While closed-cell clouds look as if a honeycomb has been filled with clouds, open-cell clouds look like an empty honeycomb structure, with the edges of the cells visible and no cloud within.

These strange clouds are actually rather common: On average, 23 percent of the global oceans are covered with marine stratocumulus clouds, equating to around 15 percent of Earth's total surface, NASA Earth Observatory reported.

However, scientists weren't aware of this until the first weather satellites were launched, as the cells were too large to be properly detected from the ground. The open-cell clouds were first photographed in February 1961.

Organized marine stratocumulus clouds form in the shape of Rayleigh-Bénard cells, which are hexagonal cells formed naturally when fluids are heated from below. As warm air over the ocean rises and expands, it then cools and condenses into clouds.

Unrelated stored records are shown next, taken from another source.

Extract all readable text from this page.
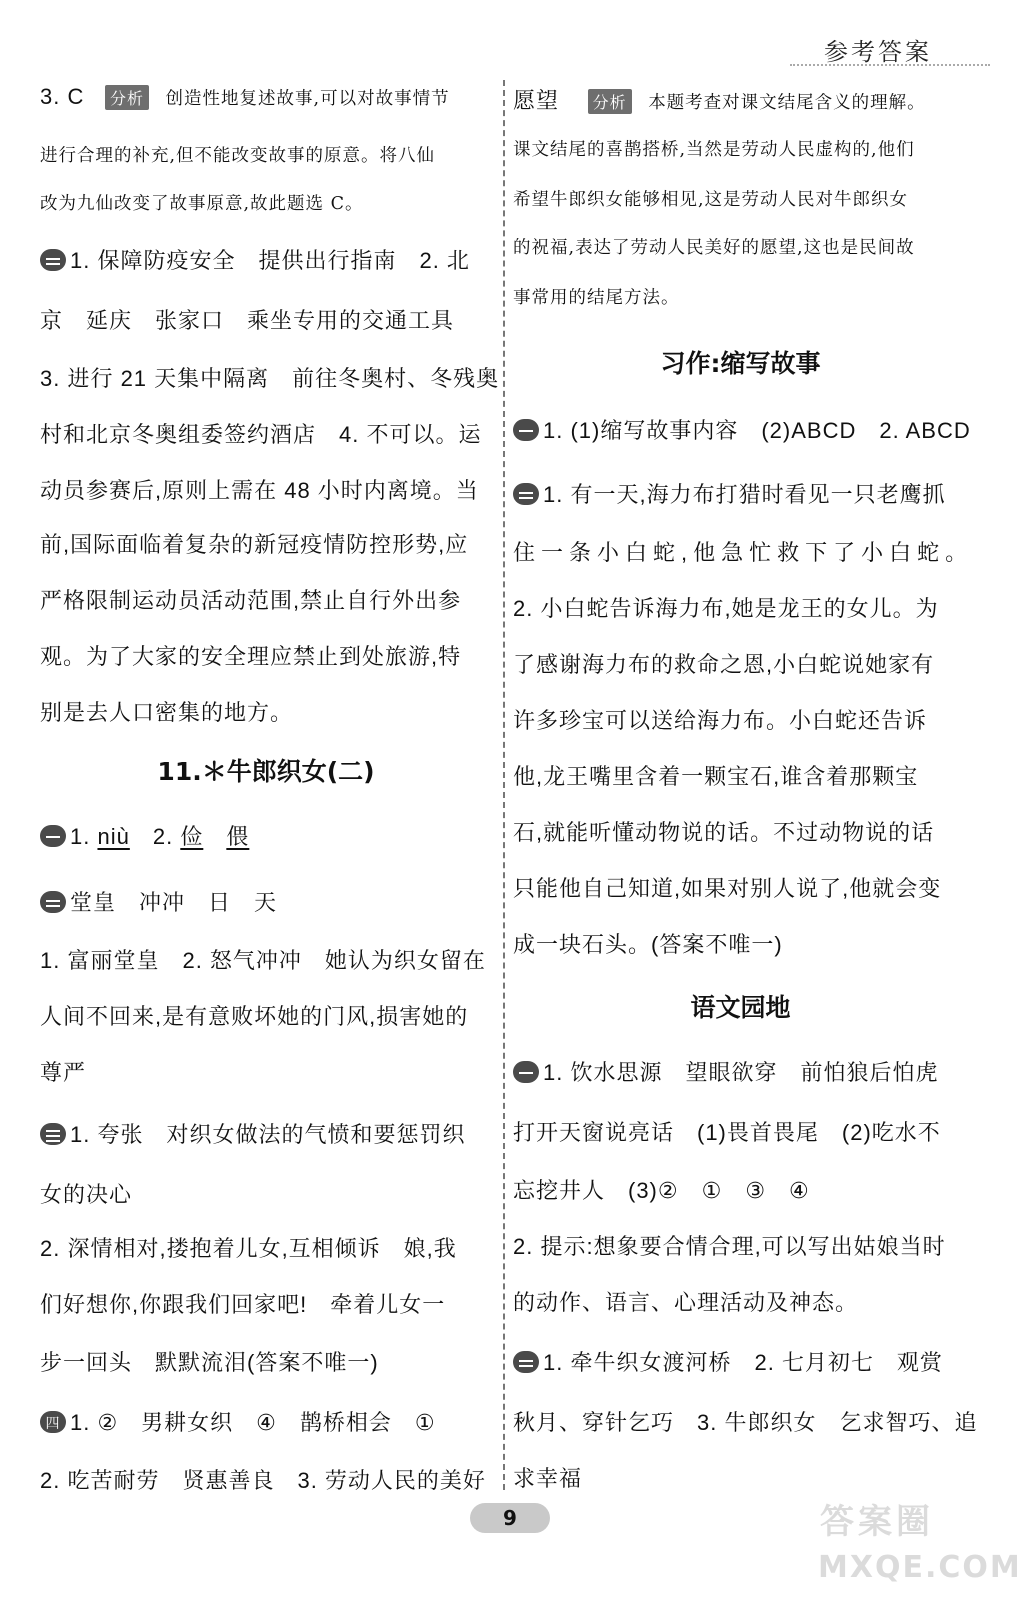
参考答案
3. C 分析 创造性地复述故事,可以对故事情节
进行合理的补充,但不能改变故事的原意。将八仙
改为九仙改变了故事原意,故此题选 C。
1. 保障防疫安全　提供出行指南　2. 北
京　延庆　张家口　乘坐专用的交通工具
3. 进行 21 天集中隔离　前往冬奥村、冬残奥
村和北京冬奥组委签约酒店　4. 不可以。运
动员参赛后,原则上需在 48 小时内离境。当
前,国际面临着复杂的新冠疫情防控形势,应
严格限制运动员活动范围,禁止自行外出参
观。为了大家的安全理应禁止到处旅游,特
别是去人口密集的地方。
11.＊牛郎织女(二)
1. niù　2. 俭　 偎
堂皇　冲冲　日　天
1. 富丽堂皇　2. 怒气冲冲　她认为织女留在
人间不回来,是有意败坏她的门风,损害她的
尊严
1. 夸张　对织女做法的气愤和要惩罚织
女的决心
2. 深情相对,搂抱着儿女,互相倾诉　娘,我
们好想你,你跟我们回家吧!　牵着儿女一
步一回头　默默流泪(答案不唯一)
四 1. ②　男耕女织　④　鹊桥相会　①
2. 吃苦耐劳　贤惠善良　3. 劳动人民的美好
愿望 分析 本题考查对课文结尾含义的理解。
课文结尾的喜鹊搭桥,当然是劳动人民虚构的,他们
希望牛郎织女能够相见,这是劳动人民对牛郎织女
的祝福,表达了劳动人民美好的愿望,这也是民间故
事常用的结尾方法。
习作:缩写故事
1. (1)缩写故事内容　(2)ABCD　2. ABCD
1. 有一天,海力布打猎时看见一只老鹰抓
住一条小白蛇,他急忙救下了小白蛇。
2. 小白蛇告诉海力布,她是龙王的女儿。为
了感谢海力布的救命之恩,小白蛇说她家有
许多珍宝可以送给海力布。小白蛇还告诉
他,龙王嘴里含着一颗宝石,谁含着那颗宝
石,就能听懂动物说的话。不过动物说的话
只能他自己知道,如果对别人说了,他就会变
成一块石头。(答案不唯一)
语文园地
1. 饮水思源　望眼欲穿　前怕狼后怕虎
打开天窗说亮话　(1)畏首畏尾　(2)吃水不
忘挖井人　(3)②　①　③　④
2. 提示:想象要合情合理,可以写出姑娘当时
的动作、语言、心理活动及神态。
1. 牵牛织女渡河桥　2. 七月初七　观赏
秋月、穿针乞巧　3. 牛郎织女　乞求智巧、追
求幸福
9	答案圈
MXQE.COM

In open-cell clouds, the warm air rises along the edges of the cells and the cool air sinks through the middle, while in closed-cell clouds, the opposite occurs, with the warm air rising in the center and cool air sinking at the edges. Each cell is around a maximum of 45 miles across.

close-up of cloud cells
NASA Earth Observatory's Image of the Day for February 6, 2016 showing a close-up of the cells. The cells at the top of the image are open-cell, while those at the bottom are closed-cell. NASA image by Jeff Schmaltz, LANCE/EOSDIS Rapid Response

"A similar phenomenon to these cloud cells is water boiling, in which the temperature drop from the pot's heated base to the upper surface causes the water to rise and fall in columns," Ilan Koren of the Weizmann Institute's Environmental Sciences and Energy Research Department said in 2011. "This rolling, cell-like pattern, known as Rayleigh-Bénard convection, was described over a hundred years ago."

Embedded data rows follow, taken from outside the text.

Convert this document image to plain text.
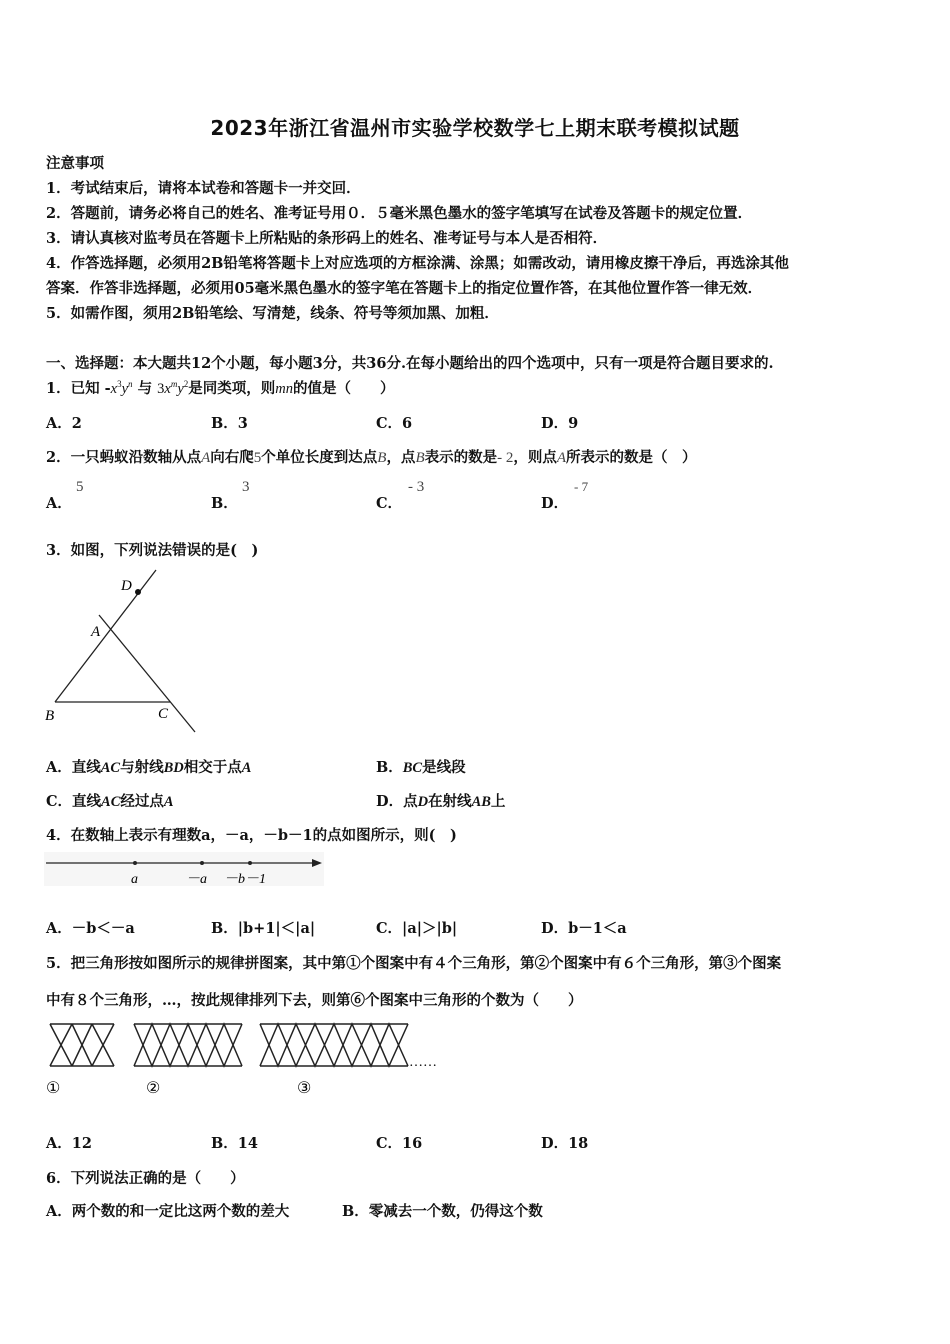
2023年浙江省温州市实验学校数学七上期末联考模拟试题
注意事项
1．考试结束后，请将本试卷和答题卡一并交回．
2．答题前，请务必将自己的姓名、准考证号用０．５毫米黑色墨水的签字笔填写在试卷及答题卡的规定位置．
3．请认真核对监考员在答题卡上所粘贴的条形码上的姓名、准考证号与本人是否相符．
4．作答选择题，必须用2B铅笔将答题卡上对应选项的方框涂满、涂黑；如需改动，请用橡皮擦干净后，再选涂其他
答案．作答非选择题，必须用05毫米黑色墨水的签字笔在答题卡上的指定位置作答，在其他位置作答一律无效．
5．如需作图，须用2B铅笔绘、写清楚，线条、符号等须加黑、加粗．
一、选择题：本大题共12个小题，每小题3分，共36分.在每小题给出的四个选项中，只有一项是符合题目要求的.
1．已知 $-x^3y^n$ 与 $3x^my^2$是同类项，则mn的值是（　　）
A．2	B．3	C．6	D．9
2．一只蚂蚁沿数轴从点A向右爬5个单位长度到达点B，点B表示的数是- 2，则点A所表示的数是（　）
A．
5
B．
3
C．
- 3
D．
- 7
3．如图，下列说法错误的是(　)
D
A
B	C
A．直线AC与射线BD相交于点A	B．BC是线段
C．直线AC经过点A	D．点D在射线AB上
4．在数轴上表示有理数a，－a，－b－1的点如图所示，则(　)
a	－a －b－1
A．－b＜－a	B．|b+1|＜|a|	C．|a|＞|b|	D．b－1＜a
5．把三角形按如图所示的规律拼图案，其中第①个图案中有４个三角形，第②个图案中有６个三角形，第③个图案
中有８个三角形，…，按此规律排列下去，则第⑥个图案中三角形的个数为（　　）
……
①	②	③
A．12	B．14	C．16	D．18
6．下列说法正确的是（　　）
A．两个数的和一定比这两个数的差大	B．零减去一个数，仍得这个数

The western edges of continents are more prone to these types of clouds. Firstly the atmosphere is more stable closer to land masses like continents, and second, ocean temperatures are lower relative to other areas at the same latitude.

The beautiful honeycomb-like clouds don't last very long: open-cell clouds generate more rainfall than closed-cell clouds, causing them to break up in shape much faster than closed-cell clouds, which can keep their structure for up to 10 hours. Additionally, atmospheric pollution like smoke, dust and ship exhaust aerosols can cause one type of cloud cell to transition into the other.

The picture of these bizarre clouds over the Pacific in 2022 shows a larger system of cells than are usually seen. This could possibly be due to atmospheric instabilities, rain, or other atmospheric variations.